Women’s AMH levels can be attributed to three different genes

Ovarian follicles expressed AMH in the antral developmental stage in women, and variation in age-specific circulating AMH levels was associated with disease outcome. However, the physiological processes that support these links between AMH and disease are still widely understood. Researchers performed a GWAS meta-analysis by combining summary statistics from a previous AMH GWAS with GWAS data from 3,705 additional women from 3 cohorts. They included information from a total of 7,049 premenopausal women of European descent. Across cohorts, the median age of research participants ranged from 15.3 to 48 years. Several ELISA techniques analyzed serum and plasma samples for circulating AMH concentrations. Study-specific analyzes took into account age at blood collection and population stratification, and summary statistics were meta-analyzed using a standard error-weighted method. Subsequent GWAS variations of genome-wide significance (P<5 × 10-8) was functionally identified. A gene-based GWAS, pathway analysis, coupling imbalance score regression and Mendelian randomization (MR) analyzes were also performed. On P<5 × 10-8, investigators discovered 4 loci related to AMH levels: the previously reported MCM8 locus and 3 new signals in or near AMH, TEX41 and CDCA7. The strongest signal was an AMH gene missense variation. Most prioritized genes at the remaining 3 loci involved cell cycle regulation. Genetic correlation analysis revealed a high positive correlation between AMH levels and age at menopause and single nucleotide polymorphisms (rg = 0.82, FDR = 0.001).
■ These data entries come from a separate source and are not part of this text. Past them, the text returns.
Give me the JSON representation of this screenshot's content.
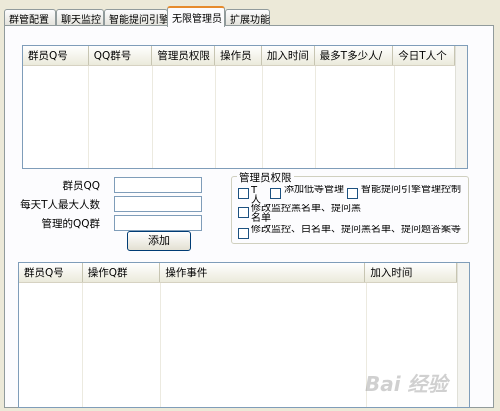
{
  "tabs": [
    {
      "label": "群管配置"
    },
    {
      "label": "聊天监控"
    },
    {
      "label": "智能提问引擎"
    },
    {
      "label": "无限管理员"
    },
    {
      "label": "扩展功能"
    }
  ],
  "admin_list": {
    "columns": [
      "群员Q号",
      "QQ群号",
      "管理员权限",
      "操作员",
      "加入时间",
      "最多T多少人/",
      "今日T人个"
    ]
  },
  "form": {
    "member_qq_label": "群员QQ",
    "daily_kick_label": "每天T人最大人数",
    "managed_group_label": "管理的QQ群",
    "add_button": "添加"
  },
  "permissions": {
    "title": "管理员权限",
    "options": [
      {
        "label": "T人"
      },
      {
        "label": "添加低等管理"
      },
      {
        "label": "智能提问引擎管理控制"
      },
      {
        "label": "修改监控黑名单、提问黑名单"
      },
      {
        "label": "修改监控、白名单、提问黑名单、提问题答案等"
      }
    ]
  },
  "log_list": {
    "columns": [
      "群员Q号",
      "操作Q群",
      "操作事件",
      "加入时间"
    ]
  },
  "watermark": {
    "text": "Bai 经验"
  }
}
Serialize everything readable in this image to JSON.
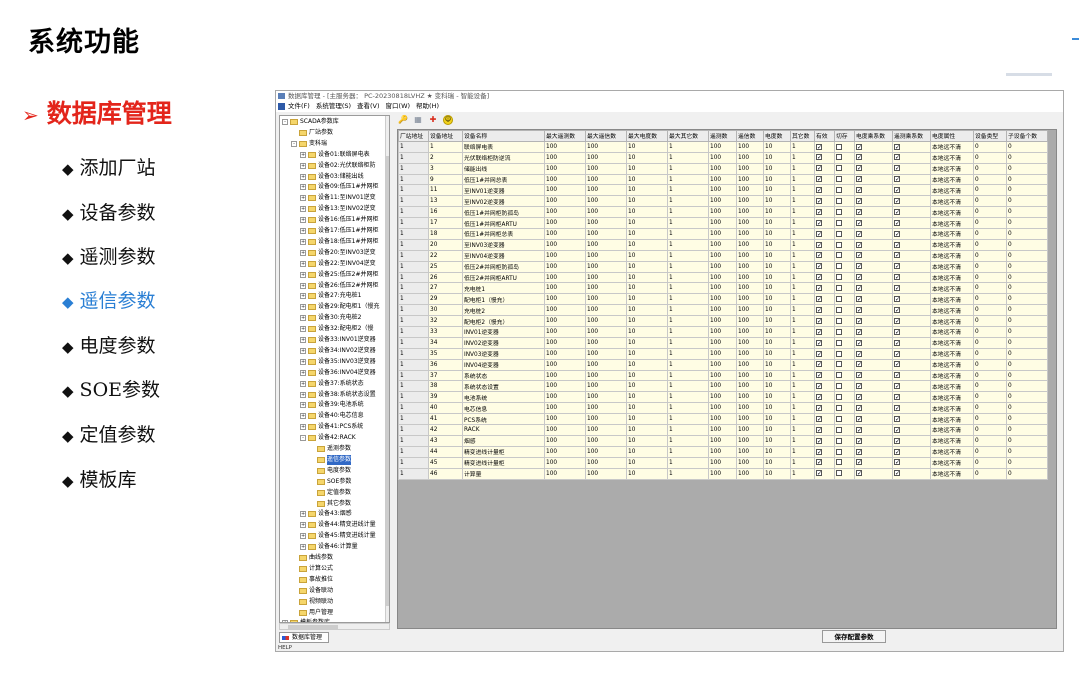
{
  "slide": {
    "title": "系统功能",
    "section": "数据库管理",
    "bullets": [
      {
        "label": "添加厂站",
        "active": false
      },
      {
        "label": "设备参数",
        "active": false
      },
      {
        "label": "遥测参数",
        "active": false
      },
      {
        "label": "遥信参数",
        "active": true
      },
      {
        "label": "电度参数",
        "active": false
      },
      {
        "label": "SOE参数",
        "active": false
      },
      {
        "label": "定值参数",
        "active": false
      },
      {
        "label": "模板库",
        "active": false
      }
    ]
  },
  "app": {
    "titlebar": "数据库管理 - [主服务器： PC-20230818LVHZ ★ 变科瑞 - 智能设备]",
    "menu": [
      "文件(F)",
      "系统管理(S)",
      "查看(V)",
      "窗口(W)",
      "帮助(H)"
    ],
    "toolbar_icons": [
      "key-icon",
      "print-icon",
      "run-icon",
      "smile-icon"
    ],
    "status": "HELP",
    "tab_label": "数据库管理",
    "save_button": "保存配置参数"
  },
  "tree": [
    {
      "label": "SCADA参数库",
      "lvl": 0,
      "exp": "-"
    },
    {
      "label": "厂站参数",
      "lvl": 1,
      "exp": ""
    },
    {
      "label": "变科瑞",
      "lvl": 1,
      "exp": "-"
    },
    {
      "label": "设备01:联络屏电表",
      "lvl": 2,
      "exp": "+"
    },
    {
      "label": "设备02:光伏联络柜防",
      "lvl": 2,
      "exp": "+"
    },
    {
      "label": "设备03:储能出线",
      "lvl": 2,
      "exp": "+"
    },
    {
      "label": "设备09:低压1#并网柜",
      "lvl": 2,
      "exp": "+"
    },
    {
      "label": "设备11:至INV01逆变",
      "lvl": 2,
      "exp": "+"
    },
    {
      "label": "设备13:至INV02逆变",
      "lvl": 2,
      "exp": "+"
    },
    {
      "label": "设备16:低压1#并网柜",
      "lvl": 2,
      "exp": "+"
    },
    {
      "label": "设备17:低压1#并网柜",
      "lvl": 2,
      "exp": "+"
    },
    {
      "label": "设备18:低压1#并网柜",
      "lvl": 2,
      "exp": "+"
    },
    {
      "label": "设备20:至INV03逆变",
      "lvl": 2,
      "exp": "+"
    },
    {
      "label": "设备22:至INV04逆变",
      "lvl": 2,
      "exp": "+"
    },
    {
      "label": "设备25:低压2#并网柜",
      "lvl": 2,
      "exp": "+"
    },
    {
      "label": "设备26:低压2#并网柜",
      "lvl": 2,
      "exp": "+"
    },
    {
      "label": "设备27:充电桩1",
      "lvl": 2,
      "exp": "+"
    },
    {
      "label": "设备29:配电柜1（慢充",
      "lvl": 2,
      "exp": "+"
    },
    {
      "label": "设备30:充电桩2",
      "lvl": 2,
      "exp": "+"
    },
    {
      "label": "设备32:配电柜2（慢",
      "lvl": 2,
      "exp": "+"
    },
    {
      "label": "设备33:INV01逆变器",
      "lvl": 2,
      "exp": "+"
    },
    {
      "label": "设备34:INV02逆变器",
      "lvl": 2,
      "exp": "+"
    },
    {
      "label": "设备35:INV03逆变器",
      "lvl": 2,
      "exp": "+"
    },
    {
      "label": "设备36:INV04逆变器",
      "lvl": 2,
      "exp": "+"
    },
    {
      "label": "设备37:系统状态",
      "lvl": 2,
      "exp": "+"
    },
    {
      "label": "设备38:系统状态设置",
      "lvl": 2,
      "exp": "+"
    },
    {
      "label": "设备39:电池系统",
      "lvl": 2,
      "exp": "+"
    },
    {
      "label": "设备40:电芯信息",
      "lvl": 2,
      "exp": "+"
    },
    {
      "label": "设备41:PCS系统",
      "lvl": 2,
      "exp": "+"
    },
    {
      "label": "设备42:RACK",
      "lvl": 2,
      "exp": "-"
    },
    {
      "label": "遥测参数",
      "lvl": 3,
      "exp": ""
    },
    {
      "label": "遥信参数",
      "lvl": 3,
      "exp": "",
      "selected": true
    },
    {
      "label": "电度参数",
      "lvl": 3,
      "exp": ""
    },
    {
      "label": "SOE参数",
      "lvl": 3,
      "exp": ""
    },
    {
      "label": "定值参数",
      "lvl": 3,
      "exp": ""
    },
    {
      "label": "其它参数",
      "lvl": 3,
      "exp": ""
    },
    {
      "label": "设备43:烟感",
      "lvl": 2,
      "exp": "+"
    },
    {
      "label": "设备44:精变进线计量",
      "lvl": 2,
      "exp": "+"
    },
    {
      "label": "设备45:精变进线计量",
      "lvl": 2,
      "exp": "+"
    },
    {
      "label": "设备46:计算量",
      "lvl": 2,
      "exp": "+"
    },
    {
      "label": "曲线参数",
      "lvl": 1,
      "exp": ""
    },
    {
      "label": "计算公式",
      "lvl": 1,
      "exp": ""
    },
    {
      "label": "事故推位",
      "lvl": 1,
      "exp": ""
    },
    {
      "label": "设备联动",
      "lvl": 1,
      "exp": ""
    },
    {
      "label": "视频联动",
      "lvl": 1,
      "exp": ""
    },
    {
      "label": "用户管理",
      "lvl": 1,
      "exp": ""
    },
    {
      "label": "模板参数库",
      "lvl": 0,
      "exp": "+"
    }
  ],
  "grid": {
    "columns": [
      "厂站地址",
      "设备地址",
      "设备名称",
      "最大遥测数",
      "最大遥信数",
      "最大电度数",
      "最大其它数",
      "遥测数",
      "遥信数",
      "电度数",
      "其它数",
      "有效",
      "切存",
      "电度乘系数",
      "遥测乘系数",
      "电度属性",
      "设备类型",
      "子设备个数"
    ],
    "rows": [
      [
        "1",
        "1",
        "联络屏电表",
        "100",
        "100",
        "10",
        "1",
        "100",
        "100",
        "10",
        "1",
        true,
        false,
        true,
        true,
        "本地远不清",
        "0",
        "0"
      ],
      [
        "1",
        "2",
        "光伏联络柜防逆流",
        "100",
        "100",
        "10",
        "1",
        "100",
        "100",
        "10",
        "1",
        true,
        false,
        true,
        true,
        "本地远不清",
        "0",
        "0"
      ],
      [
        "1",
        "3",
        "储能出线",
        "100",
        "100",
        "10",
        "1",
        "100",
        "100",
        "10",
        "1",
        true,
        false,
        true,
        true,
        "本地远不清",
        "0",
        "0"
      ],
      [
        "1",
        "9",
        "低压1#并网总表",
        "100",
        "100",
        "10",
        "1",
        "100",
        "100",
        "10",
        "1",
        true,
        false,
        true,
        true,
        "本地远不清",
        "0",
        "0"
      ],
      [
        "1",
        "11",
        "至INV01逆变器",
        "100",
        "100",
        "10",
        "1",
        "100",
        "100",
        "10",
        "1",
        true,
        false,
        true,
        true,
        "本地远不清",
        "0",
        "0"
      ],
      [
        "1",
        "13",
        "至INV02逆变器",
        "100",
        "100",
        "10",
        "1",
        "100",
        "100",
        "10",
        "1",
        true,
        false,
        true,
        true,
        "本地远不清",
        "0",
        "0"
      ],
      [
        "1",
        "16",
        "低压1#并网柜防孤岛",
        "100",
        "100",
        "10",
        "1",
        "100",
        "100",
        "10",
        "1",
        true,
        false,
        true,
        true,
        "本地远不清",
        "0",
        "0"
      ],
      [
        "1",
        "17",
        "低压1#并网柜ARTU",
        "100",
        "100",
        "10",
        "1",
        "100",
        "100",
        "10",
        "1",
        true,
        false,
        true,
        true,
        "本地远不清",
        "0",
        "0"
      ],
      [
        "1",
        "18",
        "低压1#并网柜总表",
        "100",
        "100",
        "10",
        "1",
        "100",
        "100",
        "10",
        "1",
        true,
        false,
        true,
        true,
        "本地远不清",
        "0",
        "0"
      ],
      [
        "1",
        "20",
        "至INV03逆变器",
        "100",
        "100",
        "10",
        "1",
        "100",
        "100",
        "10",
        "1",
        true,
        false,
        true,
        true,
        "本地远不清",
        "0",
        "0"
      ],
      [
        "1",
        "22",
        "至INV04逆变器",
        "100",
        "100",
        "10",
        "1",
        "100",
        "100",
        "10",
        "1",
        true,
        false,
        true,
        true,
        "本地远不清",
        "0",
        "0"
      ],
      [
        "1",
        "25",
        "低压2#并网柜防孤岛",
        "100",
        "100",
        "10",
        "1",
        "100",
        "100",
        "10",
        "1",
        true,
        false,
        true,
        true,
        "本地远不清",
        "0",
        "0"
      ],
      [
        "1",
        "26",
        "低压2#并网柜ARTU",
        "100",
        "100",
        "10",
        "1",
        "100",
        "100",
        "10",
        "1",
        true,
        false,
        true,
        true,
        "本地远不清",
        "0",
        "0"
      ],
      [
        "1",
        "27",
        "充电桩1",
        "100",
        "100",
        "10",
        "1",
        "100",
        "100",
        "10",
        "1",
        true,
        false,
        true,
        true,
        "本地远不清",
        "0",
        "0"
      ],
      [
        "1",
        "29",
        "配电柜1（慢充）",
        "100",
        "100",
        "10",
        "1",
        "100",
        "100",
        "10",
        "1",
        true,
        false,
        true,
        true,
        "本地远不清",
        "0",
        "0"
      ],
      [
        "1",
        "30",
        "充电桩2",
        "100",
        "100",
        "10",
        "1",
        "100",
        "100",
        "10",
        "1",
        true,
        false,
        true,
        true,
        "本地远不清",
        "0",
        "0"
      ],
      [
        "1",
        "32",
        "配电柜2（慢充）",
        "100",
        "100",
        "10",
        "1",
        "100",
        "100",
        "10",
        "1",
        true,
        false,
        true,
        true,
        "本地远不清",
        "0",
        "0"
      ],
      [
        "1",
        "33",
        "INV01逆变器",
        "100",
        "100",
        "10",
        "1",
        "100",
        "100",
        "10",
        "1",
        true,
        false,
        true,
        true,
        "本地远不清",
        "0",
        "0"
      ],
      [
        "1",
        "34",
        "INV02逆变器",
        "100",
        "100",
        "10",
        "1",
        "100",
        "100",
        "10",
        "1",
        true,
        false,
        true,
        true,
        "本地远不清",
        "0",
        "0"
      ],
      [
        "1",
        "35",
        "INV03逆变器",
        "100",
        "100",
        "10",
        "1",
        "100",
        "100",
        "10",
        "1",
        true,
        false,
        true,
        true,
        "本地远不清",
        "0",
        "0"
      ],
      [
        "1",
        "36",
        "INV04逆变器",
        "100",
        "100",
        "10",
        "1",
        "100",
        "100",
        "10",
        "1",
        true,
        false,
        true,
        true,
        "本地远不清",
        "0",
        "0"
      ],
      [
        "1",
        "37",
        "系统状态",
        "100",
        "100",
        "10",
        "1",
        "100",
        "100",
        "10",
        "1",
        true,
        false,
        true,
        true,
        "本地远不清",
        "0",
        "0"
      ],
      [
        "1",
        "38",
        "系统状态设置",
        "100",
        "100",
        "10",
        "1",
        "100",
        "100",
        "10",
        "1",
        true,
        false,
        true,
        true,
        "本地远不清",
        "0",
        "0"
      ],
      [
        "1",
        "39",
        "电池系统",
        "100",
        "100",
        "10",
        "1",
        "100",
        "100",
        "10",
        "1",
        true,
        false,
        true,
        true,
        "本地远不清",
        "0",
        "0"
      ],
      [
        "1",
        "40",
        "电芯信息",
        "100",
        "100",
        "10",
        "1",
        "100",
        "100",
        "10",
        "1",
        true,
        false,
        true,
        true,
        "本地远不清",
        "0",
        "0"
      ],
      [
        "1",
        "41",
        "PCS系统",
        "100",
        "100",
        "10",
        "1",
        "100",
        "100",
        "10",
        "1",
        true,
        false,
        true,
        true,
        "本地远不清",
        "0",
        "0"
      ],
      [
        "1",
        "42",
        "RACK",
        "100",
        "100",
        "10",
        "1",
        "100",
        "100",
        "10",
        "1",
        true,
        false,
        true,
        true,
        "本地远不清",
        "0",
        "0"
      ],
      [
        "1",
        "43",
        "烟感",
        "100",
        "100",
        "10",
        "1",
        "100",
        "100",
        "10",
        "1",
        true,
        false,
        true,
        true,
        "本地远不清",
        "0",
        "0"
      ],
      [
        "1",
        "44",
        "精变进线计量柜",
        "100",
        "100",
        "10",
        "1",
        "100",
        "100",
        "10",
        "1",
        true,
        false,
        true,
        true,
        "本地远不清",
        "0",
        "0"
      ],
      [
        "1",
        "45",
        "精变进线计量柜",
        "100",
        "100",
        "10",
        "1",
        "100",
        "100",
        "10",
        "1",
        true,
        false,
        true,
        true,
        "本地远不清",
        "0",
        "0"
      ],
      [
        "1",
        "46",
        "计算量",
        "100",
        "100",
        "10",
        "1",
        "100",
        "100",
        "10",
        "1",
        true,
        false,
        true,
        true,
        "本地远不清",
        "0",
        "0"
      ]
    ]
  },
  "colors": {
    "accent_red": "#e3251b",
    "accent_blue": "#2a7fd4",
    "grid_cell": "#fffde4"
  }
}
Exploratory 2-sample MRI analyzes did not support the causal effects of AMH on the risk of breast cancer or polycystic ovary syndrome. Nevertheless, they should be considered with caution because they may be underpowered and the validity of genetic instruments could not be thoroughly investigated. Although this study was twice the most recent GWAS sample size, the statistical power was still insufficient. Therefore, the study group may not yet lack the ability to find more genetic variants for AMH and determine the causal consequences of e.g. breast cancer. In addition, further research was needed to determine if the AMH gene signal was the result of reduced AMH detection in certain tests as opposed to actual lower circulating AMH levels.